WeChat Executive Order is Not About National Security

August 10, 2020

On August 6th, 2020, Donald Trump signed an Executive Order prohibiting any transaction related to WeChat within the United States after September 15th, 2020. It was claimed to be in the name of “National Security”, however it feels more like a targetted attack to reduce day-to-day communication between the US and China.

This is a follow on from the Executive Order targeted at TikTok. There are similiarities here, but there are some key differences between the two. I will not be digging in to National Security concerns specific to TikTok, however they may be mentioned passively in comparison to WeChat.
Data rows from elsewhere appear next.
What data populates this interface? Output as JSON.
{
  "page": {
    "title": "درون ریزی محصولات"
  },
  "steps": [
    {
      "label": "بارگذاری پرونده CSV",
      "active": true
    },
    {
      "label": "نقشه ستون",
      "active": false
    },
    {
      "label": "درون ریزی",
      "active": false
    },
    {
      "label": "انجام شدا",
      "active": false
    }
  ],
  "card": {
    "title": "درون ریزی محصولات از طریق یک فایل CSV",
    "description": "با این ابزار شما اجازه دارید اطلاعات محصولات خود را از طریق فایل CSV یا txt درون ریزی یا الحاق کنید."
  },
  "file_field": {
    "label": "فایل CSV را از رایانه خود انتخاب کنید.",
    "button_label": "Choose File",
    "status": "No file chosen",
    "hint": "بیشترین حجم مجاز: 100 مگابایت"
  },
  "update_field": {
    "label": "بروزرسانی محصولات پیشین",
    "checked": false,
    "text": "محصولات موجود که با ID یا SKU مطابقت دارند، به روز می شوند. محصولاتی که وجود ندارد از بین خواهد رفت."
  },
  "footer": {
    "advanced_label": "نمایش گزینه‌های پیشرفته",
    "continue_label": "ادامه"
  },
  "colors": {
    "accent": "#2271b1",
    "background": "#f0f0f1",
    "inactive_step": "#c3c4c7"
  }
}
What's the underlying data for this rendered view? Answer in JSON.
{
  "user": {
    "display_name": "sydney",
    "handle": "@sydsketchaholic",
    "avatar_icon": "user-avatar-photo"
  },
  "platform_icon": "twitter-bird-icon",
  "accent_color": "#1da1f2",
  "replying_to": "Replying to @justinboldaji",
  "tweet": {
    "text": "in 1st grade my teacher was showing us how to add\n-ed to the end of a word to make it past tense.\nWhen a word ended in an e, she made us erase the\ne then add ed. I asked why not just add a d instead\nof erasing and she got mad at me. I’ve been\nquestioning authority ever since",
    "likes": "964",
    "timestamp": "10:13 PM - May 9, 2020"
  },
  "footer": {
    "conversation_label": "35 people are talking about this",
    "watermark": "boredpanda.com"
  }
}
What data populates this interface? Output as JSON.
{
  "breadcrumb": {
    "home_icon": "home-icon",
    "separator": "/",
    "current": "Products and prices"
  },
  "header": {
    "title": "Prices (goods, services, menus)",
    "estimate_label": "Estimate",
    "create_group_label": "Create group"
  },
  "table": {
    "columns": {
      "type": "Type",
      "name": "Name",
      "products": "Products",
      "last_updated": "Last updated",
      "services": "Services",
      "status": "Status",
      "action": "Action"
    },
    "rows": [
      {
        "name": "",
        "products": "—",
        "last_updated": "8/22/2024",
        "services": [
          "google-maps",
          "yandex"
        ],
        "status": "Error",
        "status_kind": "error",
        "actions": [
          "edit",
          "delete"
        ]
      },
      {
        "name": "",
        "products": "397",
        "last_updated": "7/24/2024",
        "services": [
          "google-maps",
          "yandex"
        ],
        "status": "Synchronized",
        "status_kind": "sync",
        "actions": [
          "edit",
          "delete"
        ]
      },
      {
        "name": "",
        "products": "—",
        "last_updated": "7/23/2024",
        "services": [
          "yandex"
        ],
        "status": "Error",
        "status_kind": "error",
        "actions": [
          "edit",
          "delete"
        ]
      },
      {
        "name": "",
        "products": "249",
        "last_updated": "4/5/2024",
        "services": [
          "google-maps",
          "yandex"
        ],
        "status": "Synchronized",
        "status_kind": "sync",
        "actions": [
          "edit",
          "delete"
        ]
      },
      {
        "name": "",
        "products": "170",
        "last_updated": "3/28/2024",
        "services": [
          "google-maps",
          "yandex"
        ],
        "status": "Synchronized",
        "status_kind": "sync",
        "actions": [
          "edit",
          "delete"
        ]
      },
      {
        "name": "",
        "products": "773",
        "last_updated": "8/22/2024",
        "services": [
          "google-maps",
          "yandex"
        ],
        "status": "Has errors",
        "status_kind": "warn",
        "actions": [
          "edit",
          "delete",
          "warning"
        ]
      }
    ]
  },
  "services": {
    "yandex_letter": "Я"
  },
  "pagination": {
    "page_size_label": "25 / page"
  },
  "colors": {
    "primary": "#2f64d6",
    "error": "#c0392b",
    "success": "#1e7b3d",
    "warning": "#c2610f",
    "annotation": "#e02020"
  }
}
This posed was updated to correct links to the Executive Orders after the Trump Administration Executive Orders were archived.

China bans US companies. Why can’t we ban Chinese companies?

Based on my understanding, China does not explicitly ban US companies from doing business in China. Just like the US, China has a set of rules that must be followed for any company to do business, and most US companies do not want to abide by those rules. Whether or not these rules are “fair” is out of the scope of this discussion, but these rules are applied to both foreign and domestic companies.

The US is instituting different rules explicitly for “Chinese” companies* and claiming “National Security”. This is a protectionist practice that the US has condemed against others in the past. By claiming “national security”, against a single group, it seems like this is trying to be side-stepped.

If large-scale data collection is an issue of “national security”, these rules should apply to any company, or at minimum, any company outside of the US. If the claim is that “a threat that has this much data about US citizens could manipulate elections and interfere in our country”, then this is also a threat for domestic companies. If we assume that data gathered by WeChat is a risk, then Facebook, Google, Twitter, and the like have the same ability. If this level of data collection is un-safe, it is un-safe for everyone.

But Chinese companies can’t be trusted because of the CCP

Okay, sure. Let us assume that the CCP, and any company with a relationship there, can not be trusted.

This Executive Order does not apply to companies that have a relationship with the CCP. It is applied to, literally, only a single “company”. At a domestic level, this is more akin to the US government saying that Facebook can collect your private information, but Google can’t.

Further, this order applies only to WeChat, and not the rest of Tencent. If Tencent is going to be a national security risk, it needs to be a national security risk entirely. That means that other Tencent holdings (incuding Reddit, Riot Games, Clash of Clans (Supercell), Fortnite (Epic Games), and others), should also be banned. Instead, the only Tencent application being banned for “National Security” is the one that is primarily used by Chinese-Americans. The only one that gives a signal of “Trump is fighting back against ‘China’”.

But Chinese Apps can track locations, and that is why other apps aren’t affected!

This is a follow-on of the main claim against TikTok. WeChat on the other hand is not installed on as many phones as TikTok is; it is primarily used by those of Chinese decent, those with family within China, and those doing business with China. It’s a messenger app, that lets people communicate into China. Banning WeChat (specifically) is more an assault on people communicating with friends/family, or doing business with China, rather than the “National Security”.

At least we’ll stop the Chinese from getting this data!

No. No you won’t. This is why, if the collection and aggregation of this level of personal information is a National Security risk, then it needs to addressed across the board. There is no shortage of open and exposed databases on the internet with personal information collected by incompetent American companies. If the argument is being made that the CCP has the resources to create a viral application explicitly to collect data about US citizens as a national security risk, they most definitely have the resources to collect and correlate already-existing data.